Near field RCS measurements
E.B. Joy (Georgia Institute of Technology), November 1984
A planar surface, near-field measurement technique is presented for the near-field measurement of monostatic radar cross-section. The theory, system configuration and measurement procedure for this technique are presented. It is shown that the far field radar cross-section can be determined from the near field measurements. An associate near-field radar cross-section measurement technique is presented for the measurement of bistatic near field radar cross-section. The bistatic technique requires a plane wave illuminator in addition to the planar surface near field measurement system. A small compact range is used as the bistatic illuminator. Bistatic near-field measurements are presented for a simple target.

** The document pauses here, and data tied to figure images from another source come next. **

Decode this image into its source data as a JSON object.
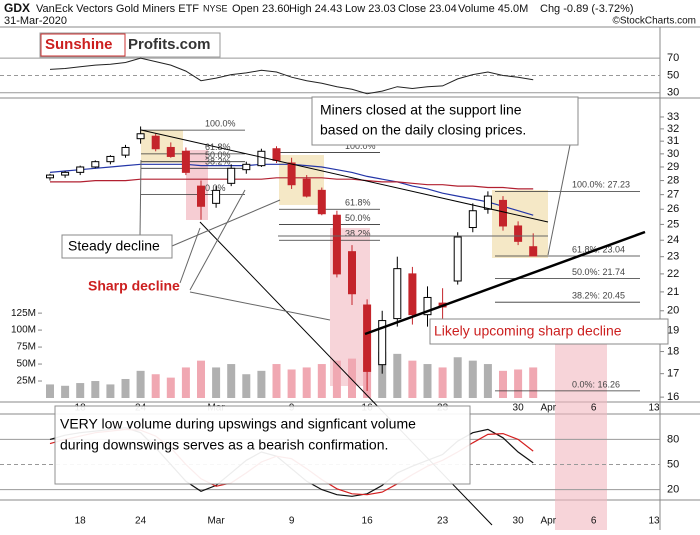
{
  "header": {
    "symbol": "GDX",
    "name": "VanEck Vectors Gold Miners ETF",
    "exchange": "NYSE",
    "date": "31-Mar-2020",
    "quote": [
      "Open 23.60",
      "High 24.43",
      "Low 23.03",
      "Close 23.04",
      "Volume 45.0M",
      "Chg -0.89 (-3.72%)"
    ],
    "source": "©StockCharts.com",
    "logo": [
      "Sunshine",
      "Profits.com"
    ]
  },
  "annotations": {
    "miners": [
      "Miners closed at the support line",
      "based on the daily closing prices."
    ],
    "steady": "Steady decline",
    "sharp": "Sharp decline",
    "upcoming": "Likely upcoming sharp decline",
    "volume": [
      "VERY low volume during upswings and signficant volume",
      "during downswings serves as a bearish confirmation."
    ]
  },
  "chart_data": {
    "type": "candlestick",
    "categories": [
      null,
      null,
      "18",
      null,
      null,
      null,
      "24",
      null,
      null,
      null,
      null,
      "Mar",
      null,
      null,
      null,
      null,
      "9",
      null,
      null,
      null,
      null,
      "16",
      null,
      null,
      null,
      null,
      "23",
      null,
      null,
      null,
      null,
      "30",
      null,
      "Apr",
      null,
      null,
      "6",
      null,
      null,
      null,
      "13"
    ],
    "open": [
      28.2,
      28.4,
      28.6,
      29.0,
      29.4,
      29.9,
      31.2,
      31.4,
      30.5,
      30.2,
      27.6,
      26.4,
      27.8,
      28.8,
      29.1,
      30.4,
      29.3,
      28.1,
      27.3,
      25.6,
      23.3,
      20.3,
      17.4,
      19.6,
      22.0,
      19.8,
      20.4,
      21.6,
      24.8,
      26.0,
      26.6,
      24.9,
      23.6,
      null,
      null,
      null,
      null,
      null,
      null,
      null,
      null
    ],
    "high": [
      28.5,
      28.7,
      29.1,
      29.5,
      29.9,
      30.7,
      32.2,
      31.6,
      30.9,
      30.5,
      28.0,
      27.6,
      29.2,
      29.4,
      30.4,
      30.6,
      29.7,
      28.4,
      27.5,
      25.9,
      23.7,
      20.6,
      20.0,
      23.0,
      22.4,
      21.3,
      21.2,
      24.5,
      26.4,
      27.23,
      26.9,
      25.2,
      24.43,
      null,
      null,
      null,
      null,
      null,
      null,
      null,
      null
    ],
    "low": [
      28.0,
      28.2,
      28.4,
      28.9,
      29.2,
      29.7,
      30.8,
      30.2,
      29.7,
      28.4,
      25.3,
      26.1,
      27.6,
      28.5,
      29.0,
      29.3,
      27.4,
      26.8,
      25.6,
      21.8,
      20.3,
      16.26,
      17.0,
      19.2,
      19.3,
      19.2,
      19.6,
      21.4,
      24.5,
      25.7,
      24.6,
      23.7,
      23.03,
      null,
      null,
      null,
      null,
      null,
      null,
      null,
      null
    ],
    "close": [
      28.4,
      28.6,
      29.0,
      29.4,
      29.8,
      30.5,
      31.6,
      30.4,
      29.8,
      28.6,
      26.2,
      27.3,
      28.9,
      29.2,
      30.2,
      29.5,
      27.7,
      26.9,
      25.7,
      22.0,
      20.9,
      17.1,
      19.5,
      22.3,
      19.8,
      20.7,
      20.2,
      24.2,
      25.9,
      26.9,
      24.9,
      23.93,
      23.04,
      null,
      null,
      null,
      null,
      null,
      null,
      null,
      null
    ],
    "up_color": "#ffffff",
    "down_color": "#c4242b",
    "ylim": [
      15.8,
      33.6
    ],
    "log_scale": true,
    "yticks": [
      16,
      17,
      18,
      19,
      20,
      21,
      22,
      23,
      24,
      25,
      26,
      27,
      28,
      29,
      30,
      31,
      32,
      33
    ],
    "overlays": [
      {
        "color": "#2436a8",
        "values": [
          28.6,
          28.7,
          28.8,
          28.9,
          29.0,
          29.1,
          29.2,
          29.2,
          29.2,
          29.2,
          29.1,
          29.1,
          29.1,
          29.1,
          29.2,
          29.2,
          29.2,
          29.1,
          29.0,
          28.8,
          28.6,
          28.3,
          28.1,
          27.9,
          27.6,
          27.4,
          27.1,
          26.9,
          26.7,
          26.5,
          26.2,
          25.9,
          25.6,
          null,
          null,
          null,
          null,
          null,
          null,
          null,
          null
        ]
      },
      {
        "color": "#b22030",
        "values": [
          27.9,
          27.9,
          27.9,
          28.0,
          28.0,
          28.0,
          28.1,
          28.1,
          28.1,
          28.1,
          28.1,
          28.1,
          28.1,
          28.1,
          28.1,
          28.2,
          28.2,
          28.2,
          28.2,
          28.1,
          28.1,
          28.0,
          27.9,
          27.9,
          27.8,
          27.7,
          27.7,
          27.6,
          27.6,
          27.5,
          27.5,
          27.4,
          27.4,
          null,
          null,
          null,
          null,
          null,
          null,
          null,
          null
        ]
      }
    ],
    "volume": [
      20000000,
      18000000,
      22000000,
      25000000,
      20000000,
      28000000,
      40000000,
      35000000,
      30000000,
      45000000,
      55000000,
      45000000,
      50000000,
      35000000,
      40000000,
      50000000,
      42000000,
      45000000,
      50000000,
      55000000,
      58000000,
      60000000,
      68000000,
      65000000,
      55000000,
      50000000,
      45000000,
      60000000,
      55000000,
      50000000,
      40000000,
      42000000,
      45000000,
      null,
      null,
      null,
      null,
      null,
      null,
      null,
      null
    ],
    "volume_up_color": "#b0b0b0",
    "volume_down_color": "#f0a8b2",
    "volume_ylim": [
      0,
      430000000
    ],
    "volume_yticks": [
      {
        "value": 25000000,
        "label": "25M"
      },
      {
        "value": 50000000,
        "label": "50M"
      },
      {
        "value": 75000000,
        "label": "75M"
      },
      {
        "value": 100000000,
        "label": "100M"
      },
      {
        "value": 125000000,
        "label": "125M"
      }
    ],
    "rsi": {
      "color": "#222222",
      "ylim": [
        24,
        84
      ],
      "yticks": [
        30,
        50,
        70
      ],
      "values": [
        57,
        58,
        60,
        62,
        63,
        65,
        70,
        66,
        62,
        55,
        44,
        47,
        51,
        53,
        56,
        54,
        48,
        44,
        41,
        37,
        34,
        29,
        32,
        37,
        35,
        37,
        38,
        46,
        51,
        54,
        50,
        48,
        45,
        null,
        null,
        null,
        null,
        null,
        null,
        null,
        null
      ]
    },
    "stoch": {
      "ylim": [
        10,
        108
      ],
      "yticks": [
        20,
        50,
        80
      ],
      "series": [
        {
          "color": "#111111",
          "values": [
            80,
            85,
            88,
            90,
            92,
            94,
            88,
            70,
            50,
            30,
            18,
            25,
            40,
            55,
            65,
            60,
            45,
            30,
            20,
            14,
            12,
            15,
            25,
            40,
            48,
            55,
            62,
            78,
            88,
            92,
            82,
            65,
            52,
            null,
            null,
            null,
            null,
            null,
            null,
            null,
            null
          ]
        },
        {
          "color": "#d42020",
          "values": [
            75,
            80,
            84,
            88,
            90,
            92,
            91,
            84,
            70,
            50,
            33,
            24,
            28,
            40,
            53,
            60,
            57,
            45,
            32,
            21,
            15,
            14,
            17,
            27,
            38,
            48,
            55,
            65,
            76,
            86,
            87,
            80,
            66,
            null,
            null,
            null,
            null,
            null,
            null,
            null,
            null
          ]
        }
      ]
    },
    "fibs": [
      {
        "levels": [
          {
            "value": 31.9,
            "label": "100.0%"
          },
          {
            "value": 30.0,
            "label": "61.8%"
          },
          {
            "value": 29.4,
            "label": "50.0%"
          },
          {
            "value": 28.9,
            "label": "38.2%"
          },
          {
            "value": 27.0,
            "label": "0.0%"
          }
        ]
      },
      {
        "levels": [
          {
            "value": 30.1,
            "label": "100.0%"
          },
          {
            "value": 26.0,
            "label": "61.8%"
          },
          {
            "value": 25.0,
            "label": "50.0%"
          },
          {
            "value": 24.0,
            "label": "38.2%"
          }
        ]
      },
      {
        "levels": [
          {
            "value": 27.23,
            "label": "100.0%: 27.23"
          },
          {
            "value": 23.04,
            "label": "61.8%: 23.04"
          },
          {
            "value": 21.74,
            "label": "50.0%: 21.74"
          },
          {
            "value": 20.45,
            "label": "38.2%: 20.45"
          },
          {
            "value": 16.26,
            "label": "0.0%: 16.26"
          }
        ]
      }
    ]
  }
}
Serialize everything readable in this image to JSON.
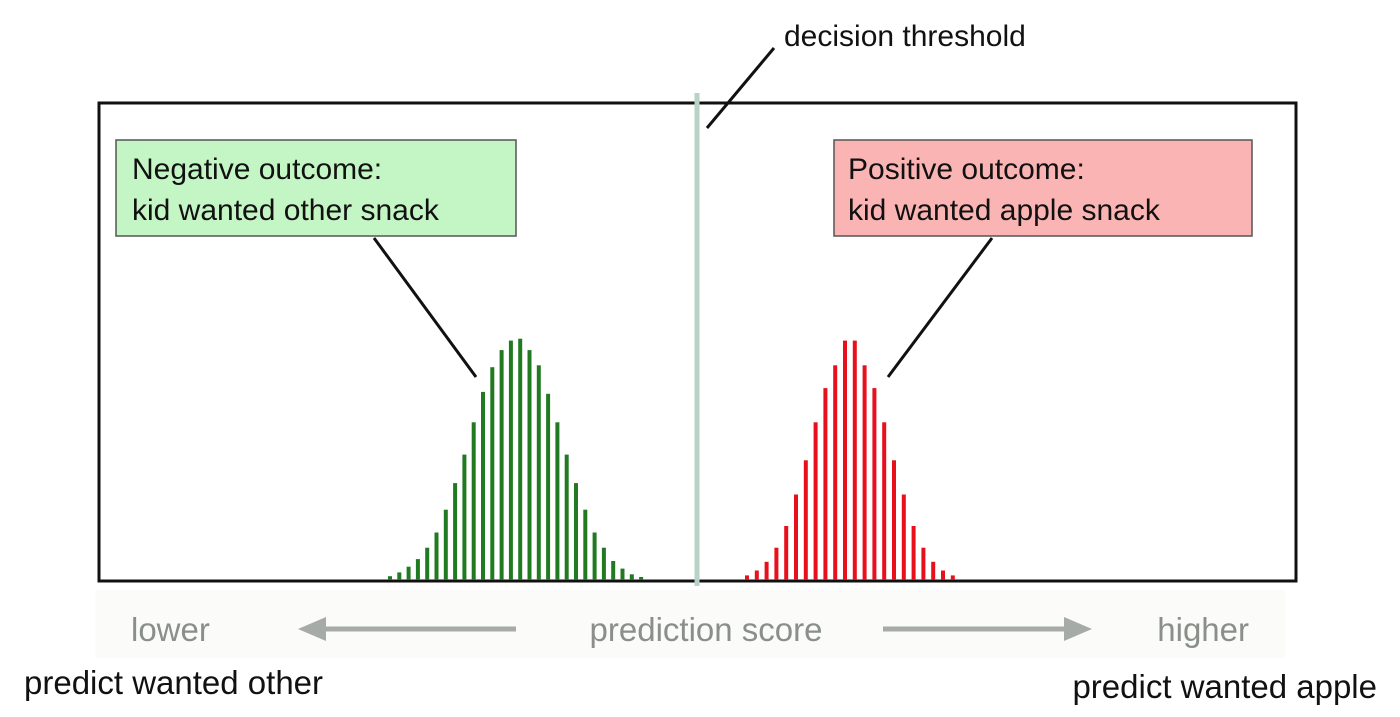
{
  "threshold_label": "decision threshold",
  "negative_box": {
    "line1": "Negative outcome:",
    "line2": "kid wanted other snack",
    "fill": "#c4f5c4"
  },
  "positive_box": {
    "line1": "Positive outcome:",
    "line2": "kid wanted apple snack",
    "fill": "#fbb4b4"
  },
  "axis": {
    "lower": "lower",
    "center": "prediction score",
    "higher": "higher"
  },
  "predict_other": "predict wanted other",
  "predict_apple": "predict wanted apple",
  "colors": {
    "negative_bars": "#217a21",
    "positive_bars": "#e8101c",
    "threshold_line": "#b7d2c6",
    "axis_text": "#8a8f88",
    "axis_arrow": "#a7aba6"
  },
  "chart_data": {
    "type": "bar",
    "series": [
      {
        "values": [
          0.01,
          0.02,
          0.035,
          0.055,
          0.085,
          0.125,
          0.185,
          0.255,
          0.33,
          0.415,
          0.495,
          0.56,
          0.605,
          0.63,
          0.635,
          0.605,
          0.565,
          0.49,
          0.415,
          0.33,
          0.255,
          0.185,
          0.125,
          0.085,
          0.05,
          0.03,
          0.015,
          0.008
        ]
      },
      {
        "values": [
          0.012,
          0.025,
          0.048,
          0.085,
          0.142,
          0.225,
          0.315,
          0.415,
          0.505,
          0.565,
          0.63,
          0.63,
          0.565,
          0.505,
          0.415,
          0.315,
          0.225,
          0.142,
          0.085,
          0.048,
          0.025,
          0.012
        ]
      }
    ]
  }
}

Broad band feeds for new RCS ranges
K.S. Kelleher, November 1984
Recent construction of RCS ranges has involved paraboloidal reflectors ranging from a few feet to sixty feet in diameter. These reflectors have required broad band feeds because the typical radar illuminator-receiver is capable of operating over an octave in frequency. This paper will describe a series of feeds which cover any octave in frequency from 100 mHz to 8 gHz, with coaxial line inputs. In addition waveguide-port feeds will be described which cover all of the standard waveguide bands up to 18 gHz. The four basic requirements for all of these feeds are: a) capable of handling the radar power, b) VSWR less than 2 to 1, c) orthomode operation with a 30 db isolation between the two linear polarizations and d) a radiation pattern which is constant with frequency. A fifth problem, for the reflectors which are truncated, is that of providing an elliptical cross section beam over the frequency band.